しかし、イギリスでは、ドイツ、フランスで採用している線下面積が大きなドナウ型または水平配列型鉄塔とは異なり、我が国と同じ電線配列方式、かなわち送電線占用面積を極力少なくする2回線垂直配列の鉄塔を用いている。

送電線の電圧は、400KV、275KV、132KV、33KVであるが、古い設備では66KV、22KVも残っている。
イギリスでは、1930年代に132KV系統が完成し、次に1950年代に275KV系統が完成し、さらに1970年代に400KV系統が完成した。
なお、400KVの導入に当たっては730KV、1050KV、DC400KVなどが検討されたそうだが、400KVであれば既設275KVの鉄塔設備をほぼ利用できる利点があるので、昇圧・流用可能な区間については、新規ルートの建設をしないで済むため経済的に有利であり、400KVを選定したそうである。

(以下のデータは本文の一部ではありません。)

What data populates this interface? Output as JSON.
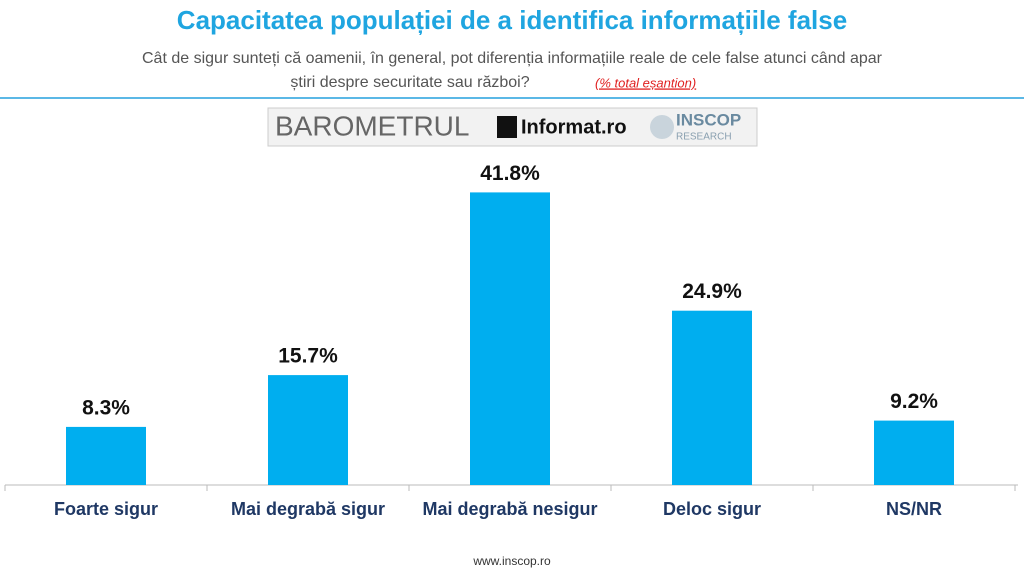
{
  "chart_data": {
    "type": "bar",
    "title": "Capacitatea populației de a identifica informațiile false",
    "subtitle": [
      "Cât de sigur sunteți că oamenii, în general, pot diferenția informațiile reale de cele false atunci când apar",
      "știri despre securitate sau război?"
    ],
    "note": "(% total eșantion)",
    "categories": [
      "Foarte sigur",
      "Mai degrabă sigur",
      "Mai degrabă nesigur",
      "Deloc sigur",
      "NS/NR"
    ],
    "values": [
      8.3,
      15.7,
      41.8,
      24.9,
      9.2
    ],
    "value_labels": [
      "8.3%",
      "15.7%",
      "41.8%",
      "24.9%",
      "9.2%"
    ],
    "color": "#00aeef",
    "grid": false
  },
  "logo": {
    "barometer": "BAROMETRUL",
    "partner": "Informat.ro",
    "brand": "INSCOP",
    "brand_sub": "RESEARCH"
  },
  "footer": "www.inscop.ro"
}
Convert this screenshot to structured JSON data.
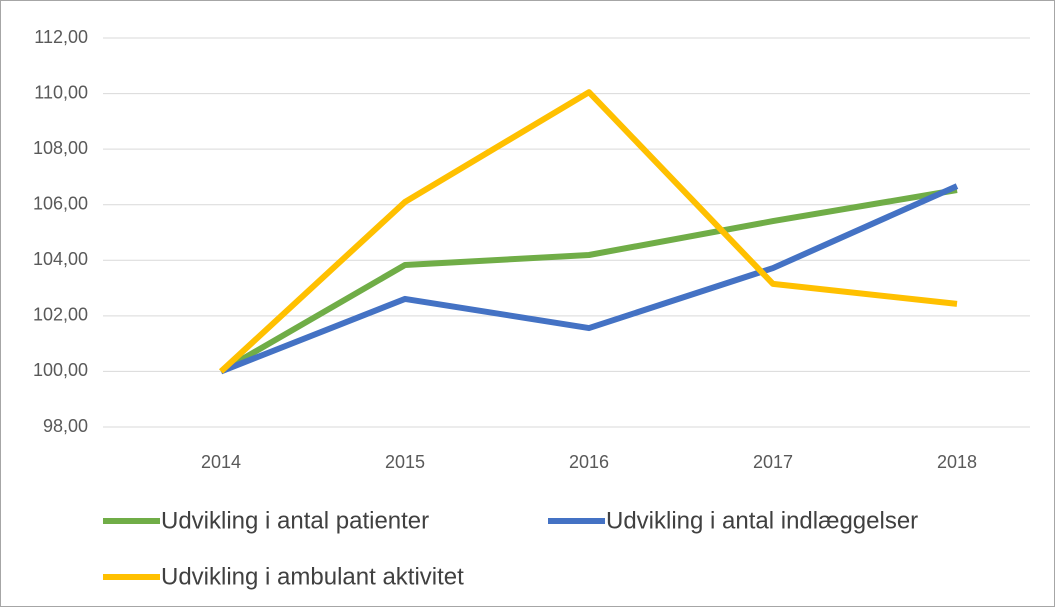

イギリスの送電線用電線種類は、極めて数少なく標準化されていて、132KVから400KVまでの電線、架空地線は次の3種類に定められている。

名称 構成 直径(mm) AL断面積(m㎡)
HORSE 12+7/0.110 inch 14.0 72.5
LYNX 30+7/0.110 inch 19.6 180.0
ZEBRA 54+7/0.125 inch 28.6 425.0
132KV(Light) 132KV(Heavy) 275KV(Light) 275KV(Heavy) 400KV(Light) 400KV(Heavy)
電線(導体数) LYNX (1) ZEBRA (1) LYNX (2) ZEBRA (2) ZEBRA (2) ZEBRA (4)
架空地線 HORSE LYNX LYNX ZEBRA ZEBRA ZEBRA

なお、イギリスの発・送・変電設備は、1990年まで国有中央発電局(CEGB)が独占してきたが、民営化により、イングランドとウエールズ地域は、発電3社と送電1社(NGC社:ナショナルグリッド社)に分割された。
現在、NGC社は、400KVおよび275KVを運用しており、132KV以下の送電線は配電会社が運用している。
一方、スコットランドは、南部をスコティッシュパワー社(SP社)と、北部をスコティッシュハイドロエレクトリック社(SHE社)の2社で、400KV、275KV、132KVを運用している。


以上、イギリスの送電線の写真を見ていただいて感謝します。

イギリスの旅行では、都市を少し離れると、なだらかな地形に、牧場が多く、のどかな、ゆったりした気分にひたってきた。